The cost-cutting measures appear to have focused on improving operational efficiency, adjusting maintenance schedules, and speeding up the retirement of older aircraft.
These strategic moves likely served as key levers to manage expenses and preserve margins in response to softening market conditions, Didora adds.
The analyst noted that while a holiday shift may have slightly boosted booking numbers, the performance still appears strong—especially as investors closely watch for potential weakness in international demand due to tariff-related concerns.
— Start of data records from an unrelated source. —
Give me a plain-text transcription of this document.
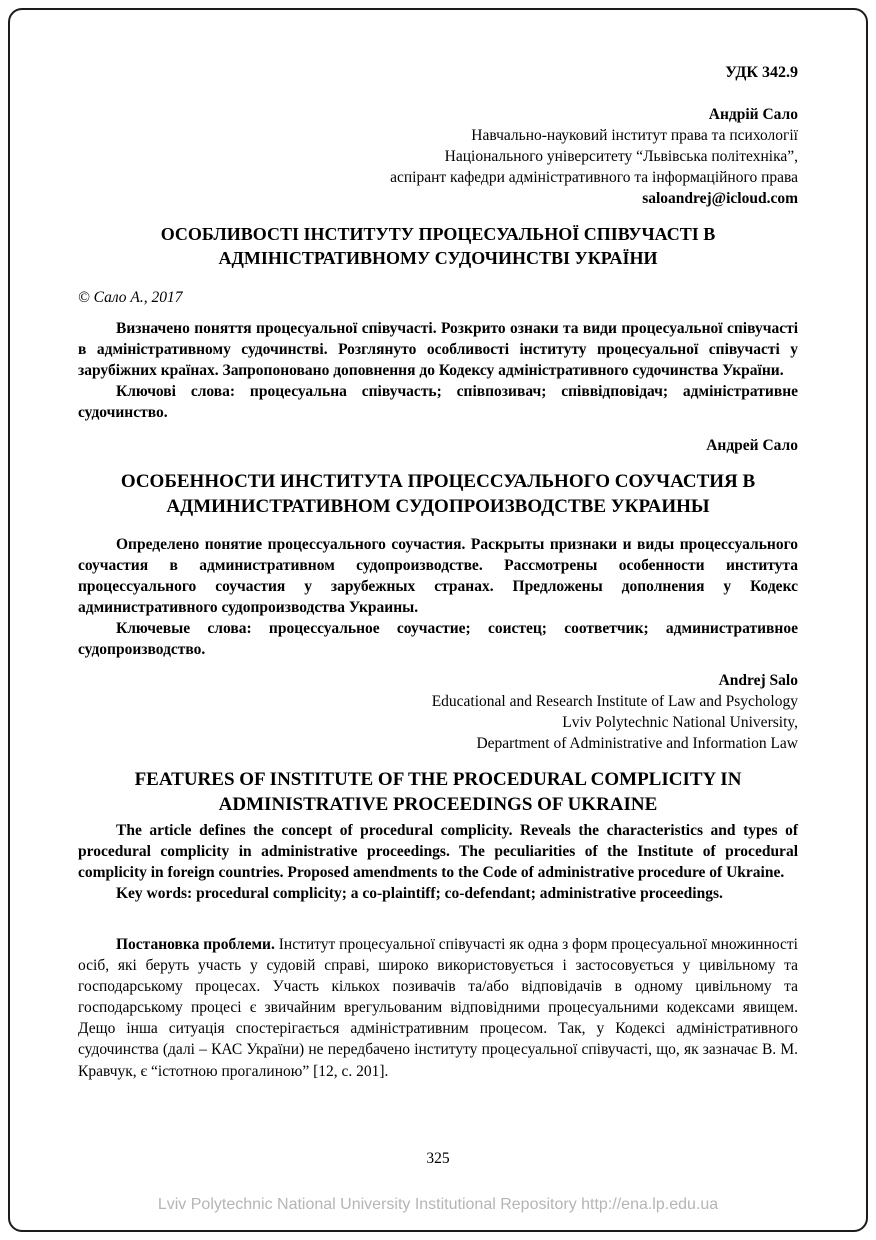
УДК 342.9
Андрій Сало
Навчально-науковий інститут права та психології
Національного університету “Львівська політехніка”,
аспірант кафедри адміністративного та інформаційного права
saloandrej@icloud.com
ОСОБЛИВОСТІ ІНСТИТУТУ ПРОЦЕСУАЛЬНОЇ СПІВУЧАСТІ В АДМІНІСТРАТИВНОМУ СУДОЧИНСТВІ УКРАЇНИ
© Сало А., 2017

Визначено поняття процесуальної співучасті. Розкрито ознаки та види процесуальної співучасті в адміністративному судочинстві. Розглянуто особливості інституту процесуальної співучасті у зарубіжних країнах. Запропоновано доповнення до Кодексу адміністративного судочинства України.

Ключові слова: процесуальна співучасть; співпозивач; співвідповідач; адміністративне судочинство.

Андрей Сало
ОСОБЕННОСТИ ИНСТИТУТА ПРОЦЕССУАЛЬНОГО СОУЧАСТИЯ В АДМИНИСТРАТИВНОМ СУДОПРОИЗВОДСТВЕ УКРАИНЫ

Определено понятие процессуального соучастия. Раскрыты признаки и виды процессуального соучастия в административном судопроизводстве. Рассмотрены особенности института процессуального соучастия у зарубежных странах. Предложены дополнения у Кодекс административного судопроизводства Украины.

Ключевые слова: процессуальное соучастие; соистец; соответчик; административное судопроизводство.

Andrej Salo
Educational and Research Institute of Law and Psychology
Lviv Polytechnic National University,
Department of Administrative and Information Law
FEATURES OF INSTITUTE OF THE PROCEDURAL COMPLICITY IN ADMINISTRATIVE PROCEEDINGS OF UKRAINE

The article defines the concept of procedural complicity. Reveals the characteristics and types of procedural complicity in administrative proceedings. The peculiarities of the Institute of procedural complicity in foreign countries. Proposed amendments to the Code of administrative procedure of Ukraine.

Key words: procedural complicity; a co-plaintiff; co-defendant; administrative proceedings.

Постановка проблеми. Інститут процесуальної співучасті як одна з форм процесуальної множинності осіб, які беруть участь у судовій справі, широко використовується і застосовується у цивільному та господарському процесах. Участь кількох позивачів та/або відповідачів в одному цивільному та господарському процесі є звичайним врегульованим відповідними процесуальними кодексами явищем. Дещо інша ситуація спостерігається адміністративним процесом. Так, у Кодексі адміністративного судочинства (далі – КАС України) не передбачено інституту процесуальної співучасті, що, як зазначає В. М. Кравчук, є “істотною прогалиною” [12, с. 201].

325
Lviv Polytechnic National University Institutional Repository http://ena.lp.edu.ua
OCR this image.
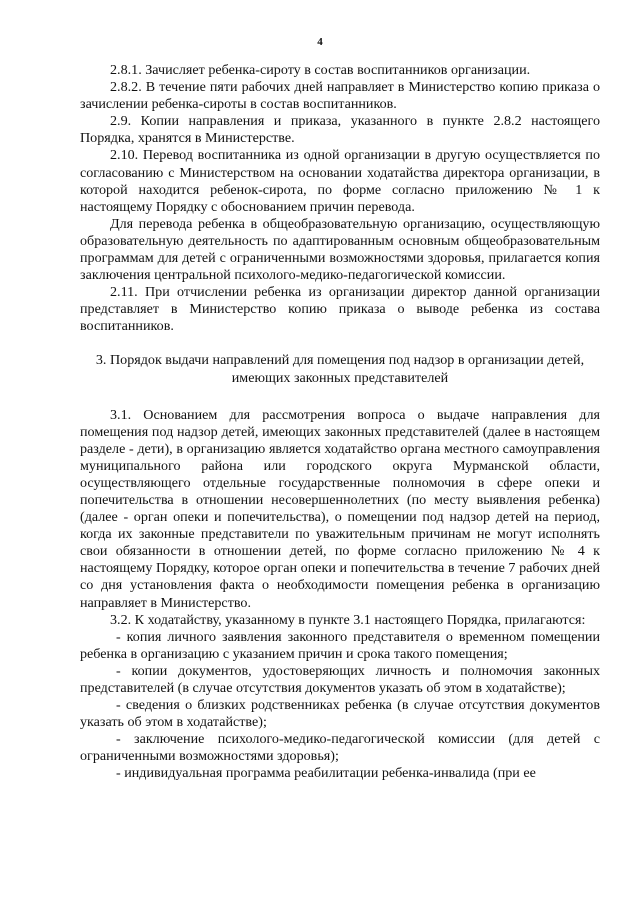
4

2.8.1. Зачисляет ребенка-сироту в состав воспитанников организации.

2.8.2. В течение пяти рабочих дней направляет в Министерство копию приказа о зачислении ребенка-сироты в состав воспитанников.

2.9. Копии направления и приказа, указанного в пункте 2.8.2 настоящего Порядка, хранятся в Министерстве.

2.10. Перевод воспитанника из одной организации в другую осуществляется по согласованию с Министерством на основании ходатайства директора организации, в которой находится ребенок-сирота, по форме согласно приложению № 1 к настоящему Порядку с обоснованием причин перевода.

Для перевода ребенка в общеобразовательную организацию, осуществляющую образовательную деятельность по адаптированным основным общеобразовательным программам для детей с ограниченными возможностями здоровья, прилагается копия заключения центральной психолого-медико-педагогической комиссии.

2.11. При отчислении ребенка из организации директор данной организации представляет в Министерство копию приказа о выводе ребенка из состава воспитанников.

3. Порядок выдачи направлений для помещения под надзор в организации детей, имеющих законных представителей

3.1. Основанием для рассмотрения вопроса о выдаче направления для помещения под надзор детей, имеющих законных представителей (далее в настоящем разделе - дети), в организацию является ходатайство органа местного самоуправления муниципального района или городского округа Мурманской области, осуществляющего отдельные государственные полномочия в сфере опеки и попечительства в отношении несовершеннолетних (по месту выявления ребенка) (далее - орган опеки и попечительства), о помещении под надзор детей на период, когда их законные представители по уважительным причинам не могут исполнять свои обязанности в отношении детей, по форме согласно приложению № 4 к настоящему Порядку, которое орган опеки и попечительства в течение 7 рабочих дней со дня установления факта о необходимости помещения ребенка в организацию направляет в Министерство.

3.2. К ходатайству, указанному в пункте 3.1 настоящего Порядка, прилагаются:

- копия личного заявления законного представителя о временном помещении ребенка в организацию с указанием причин и срока такого помещения;

- копии документов, удостоверяющих личность и полномочия законных представителей (в случае отсутствия документов указать об этом в ходатайстве);

- сведения о близких родственниках ребенка (в случае отсутствия документов указать об этом в ходатайстве);

- заключение психолого-медико-педагогической комиссии (для детей с ограниченными возможностями здоровья);

- индивидуальная программа реабилитации ребенка-инвалида (при ее
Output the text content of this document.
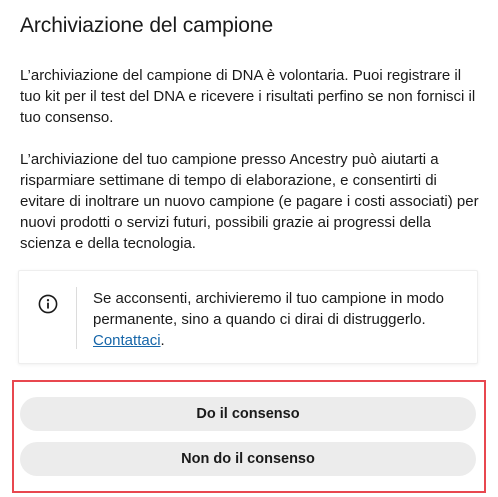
Archiviazione del campione

L’archiviazione del campione di DNA è volontaria. Puoi registrare il tuo kit per il test del DNA e ricevere i risultati perfino se non fornisci il tuo consenso.

L’archiviazione del tuo campione presso Ancestry può aiutarti a risparmiare settimane di tempo di elaborazione, e consentirti di evitare di inoltrare un nuovo campione (e pagare i costi associati) per nuovi prodotti o servizi futuri, possibili grazie ai progressi della scienza e della tecnologia.

Se acconsenti, archivieremo il tuo campione in modo permanente, sino a quando ci dirai di distruggerlo. Contattaci.

Do il consenso
Non do il consenso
Goldman Sachs: O'Brien pointed out that, amid growing investor concern around full-year earnings guidance due to an uncertain demand outlook, many expected airlines to either withdraw or significantly lower their forecasts.
However, United Airlines took a different route by presenting two potential scenarios.
In one case, where bookings remain consistent with recent weaker trends, the company is sticking with its original 2025 EPS forecast of $11.50 to $13.50.
In a more cautious, recessionary scenario, United expects earnings between $7.00 and $9.00, which is still above Goldman Sachs’ illustrative estimate of $6.20 for a downturn.
These ranges compare to the current Street consensus of $10.52 and Goldman's estimate of $9.75.
O'Brien highlighted several key risks, including the possibility that increased competition could offset the benefits of United’s network restructuring plans.
There's also concern about potential further delays in aircraft deliveries and the chance that demand in the Asia-Pacific region may recover more slowly than expected, the analyst writes.
Price Action: UAL shares ended Wednesday flat at $66.99.